Addressing critical limitations of oyster ( Ostrea edulis ) restoration: Identification of nature‐based substrates for hatchery production and recruitment in the field
|Author(s)||Colsoul Bérenger1, 2, Pouvreau Stephane3, Di Poi Carole3, Pouil Simon4, Merk Verena1, Peter Corina1, Boersma Maarten1, Pogoda Bernadette1|
|Affiliation(s)||1 : Biological Institute Helgoland Alfred‐Wegener‐Institut Helmholtz‐Zentrum für Polar‐ und Meeresforschung Helgoland, Germany
2 : Faculty of Mathematics and Natural Sciences Christian‐Albrechts‐Universität zu Kiel Kiel ,Germany
3 : UMR LEMAR 6539 IFREMER Argenton, France
4 : Agence de Recherche pour la Biodiversité de La Réunion La Réunion, France
|Source||Aquatic Conservation-marine And Freshwater Ecosystems (1052-7613) (Wiley), 2020-11 , Vol. 30 , N. 11 , P. 2101-2115|
|WOS© Times Cited||1|
|Note||Special Issue: UNLOCKING THE BLUEPRINT FOR NATIVE OYSTER RESTORATION IN EUROPE|
|Keyword(s)||coastal, invertebrates, restoration, settlement, substrates|
The European flat oyster (Ostrea edulis) is an ecosystem engineer that provides important biogenic reef habitat with associated ecosystem functions and services. Most stocks have been commercially exploited and degraded; some are functionally extinct. Ecological restoration now aims to recover these degraded, damaged or destroyed ecosystems.

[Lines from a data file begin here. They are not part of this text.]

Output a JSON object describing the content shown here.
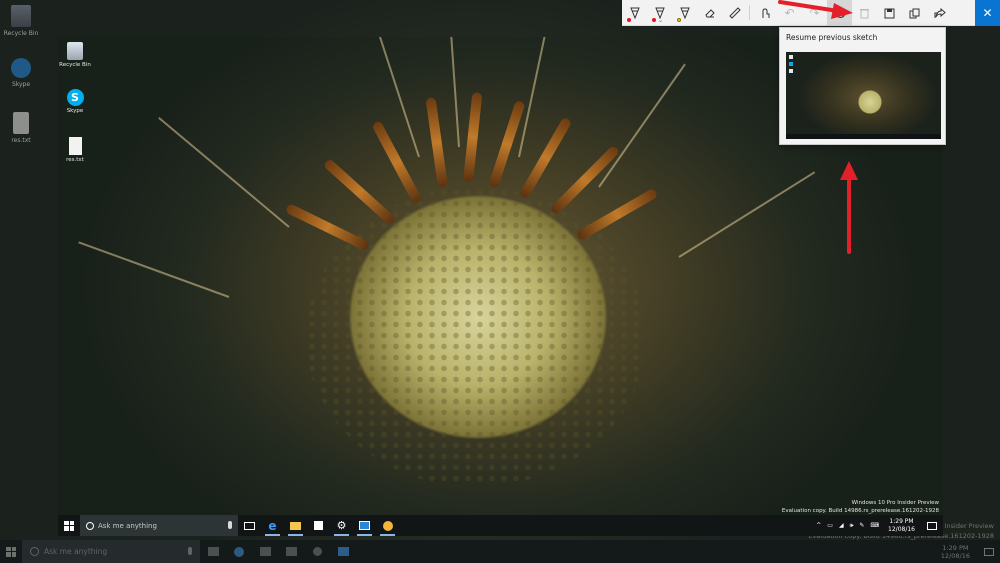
{
  "outer_desktop": {
    "icons": [
      {
        "label": "Recycle Bin"
      },
      {
        "label": "Skype"
      },
      {
        "label": "res.txt"
      }
    ],
    "watermark_line1": "Windows 10 Pro Insider Preview",
    "watermark_line2": "Evaluation copy. Build 14986.rs_prerelease.161202-1928"
  },
  "outer_taskbar": {
    "search_placeholder": "Ask me anything",
    "clock_time": "1:29 PM",
    "clock_date": "12/08/16"
  },
  "inner_desktop": {
    "icons": [
      {
        "label": "Recycle Bin"
      },
      {
        "label": "Skype"
      },
      {
        "label": "res.txt"
      }
    ],
    "watermark_line1": "Windows 10 Pro Insider Preview",
    "watermark_line2": "Evaluation copy. Build 14986.rs_prerelease.161202-1928"
  },
  "inner_taskbar": {
    "search_placeholder": "Ask me anything",
    "clock_time": "1:29 PM",
    "clock_date": "12/08/16"
  },
  "ink_toolbar": {
    "tools": [
      {
        "icon": "ballpoint-pen-icon",
        "color": "#e81123"
      },
      {
        "icon": "pencil-icon",
        "color": "#e81123"
      },
      {
        "icon": "highlighter-icon",
        "color": "#ffd200"
      },
      {
        "icon": "eraser-icon"
      },
      {
        "icon": "ruler-icon"
      },
      {
        "icon": "touch-writing-icon"
      },
      {
        "icon": "undo-icon"
      },
      {
        "icon": "redo-icon"
      },
      {
        "icon": "resume-history-icon"
      },
      {
        "icon": "delete-icon"
      },
      {
        "icon": "save-icon"
      },
      {
        "icon": "copy-icon"
      },
      {
        "icon": "share-icon"
      },
      {
        "icon": "close-icon"
      }
    ]
  },
  "resume_flyout": {
    "title": "Resume previous sketch"
  },
  "colors": {
    "accent": "#0a74d2",
    "annotation_red": "#e3202a"
  }
}
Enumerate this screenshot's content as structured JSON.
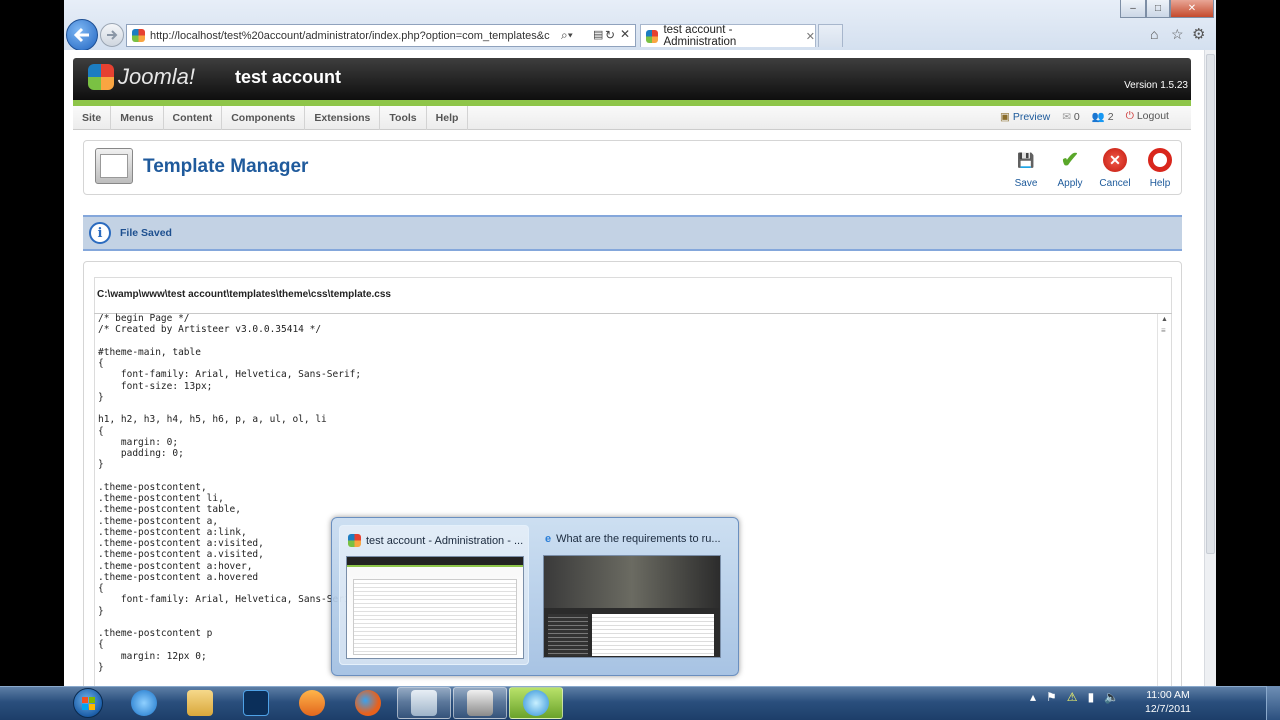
{
  "browser": {
    "url": "http://localhost/test%20account/administrator/index.php?option=com_templates&c",
    "active_tab_title": "test account - Administration",
    "window_buttons": [
      "–",
      "□",
      "✕"
    ]
  },
  "joomla": {
    "logo_text": "Joomla!",
    "site_name": "test account",
    "version": "Version 1.5.23",
    "menu": [
      "Site",
      "Menus",
      "Content",
      "Components",
      "Extensions",
      "Tools",
      "Help"
    ],
    "status": {
      "preview": "Preview",
      "messages": "0",
      "users": "2",
      "logout": "Logout"
    }
  },
  "toolbar": {
    "title": "Template Manager",
    "buttons": [
      {
        "label": "Save",
        "icon": "save-icon"
      },
      {
        "label": "Apply",
        "icon": "apply-icon"
      },
      {
        "label": "Cancel",
        "icon": "cancel-icon"
      },
      {
        "label": "Help",
        "icon": "help-icon"
      }
    ]
  },
  "message": {
    "text": "File Saved"
  },
  "editor": {
    "file_path": "C:\\wamp\\www\\test account\\templates\\theme\\css\\template.css",
    "code": "/* begin Page */\n/* Created by Artisteer v3.0.0.35414 */\n\n#theme-main, table\n{\n    font-family: Arial, Helvetica, Sans-Serif;\n    font-size: 13px;\n}\n\nh1, h2, h3, h4, h5, h6, p, a, ul, ol, li\n{\n    margin: 0;\n    padding: 0;\n}\n\n.theme-postcontent,\n.theme-postcontent li,\n.theme-postcontent table,\n.theme-postcontent a,\n.theme-postcontent a:link,\n.theme-postcontent a:visited,\n.theme-postcontent a.visited,\n.theme-postcontent a:hover,\n.theme-postcontent a.hovered\n{\n    font-family: Arial, Helvetica, Sans-Serif;\n}\n\n.theme-postcontent p\n{\n    margin: 12px 0;\n}"
  },
  "taskbar_popup": {
    "thumbs": [
      {
        "title": "test account - Administration - ..."
      },
      {
        "title": "What are the requirements to ru..."
      }
    ]
  },
  "taskbar": {
    "clock_time": "11:00 AM",
    "clock_date": "12/7/2011"
  },
  "colors": {
    "joomla_green": "#8ec549",
    "title_blue": "#1f5a9c"
  }
}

Availability of seed oysters and substrate for successful larval recruitment has been identified as a major limiting factor for restoration projects in Europe. In substrate‐limited areas, restoration approaches have to involve the restoration of suitable substrates.
The present study provides an evaluation of such potential substrate types. Various categories were investigated through hatchery and/or field experiments: (1) marine bivalve shells; (2) inorganic materials; (3) sandy sediment; (4) 3D sandstone reefs; (5) wood materials; and (6) limed materials. The respective settlement rates (settled larvae per cm2) indicate settlement preferences.
Hatchery experiments showed significant preferences for bivalve shells and inorganic materials. Best settlement rates were observed on Mytilus edulis shells, followed by O. edulis shells as well as on slaked lime and on baked clay. Settlement was significantly higher on bottom‐oriented areas of bivalve shells and 3D reefs in laboratory experiments; however, this was not substantiated in the field experiments.
Field experiments showed significant settlement preferences between substrate categories (bivalve shells, inorganic materials and wood materials). Best settlement rates were observed on baked clay, followed by slaked lime and bivalve shells. Wooden materials did not perform.
Settlement rates and substrate preferences of larvae in controlled environments (laboratory, hatchery) differed from rates in the natural environment (field). This study provides a list of substrate types considering these specific environments. The relevance of these results for ecological restoration in the field and potential applications in seed oyster production are discussed.